We started the climb at about 6:00 the following morning with 5 other parties. To avoid the cluster that we knew would ensue with that amount of climbers on the same route, we opted to climb a variation to the climber's right of everyone else. This ended up being a very good decision as we felt we had the climb all to ourselves.

Mel on her way up the second pitch

Keith belaying from the top of the second pitch

Our particular route ended up being 6 pitches ranging from 5.4 to 5.6/5.7 in difficulty. The rock quality was great and the protection was sufficiently abundant. The final bit to the not-so-technical-but-very-exposed summit was 4th class and provided a noticeable airiness.

Keith and Mel descending after the climb with our route in the background

August 03, 2008

Baby Quilts

My mom has a tradition of making quilts for each new baby in the family (and for friends too). For my birthday this year, my parents got me a sewing machine and I decided that baby quilts would be my first projects.
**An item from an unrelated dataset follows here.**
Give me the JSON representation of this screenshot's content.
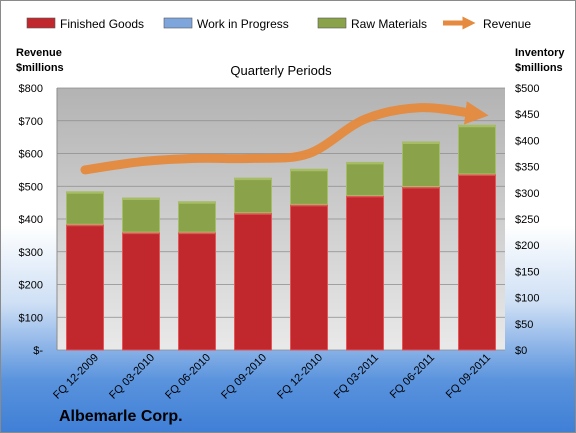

I started by making a quilt for The Howers (Patrick to be specific).

I didn't plan this one too well and ran out of fabric numerous times. I found the dinosaur fabric when I needed something for the backing. Although the dinos don't necessarily match the front, I thought it was too cute and couldn't pass it up. When my parents came to visit earlier this summer, my mom gave me some helpful advice on finishing the quilt. She also showed me how to make letters with the sewing machine - since I have yet to watch the instructional DVD that came with the sewing machine (thanks for the help mom!).

While animal prints are cute, I had a tough time resisting all the girly fabrics. That's why my niece, Anna, got a very girly pink, purple, and blue quilt (the fabrics are all butterfly and dragonfly prints).

I even got to hand deliver the quilt to Anna when I was in Oregon.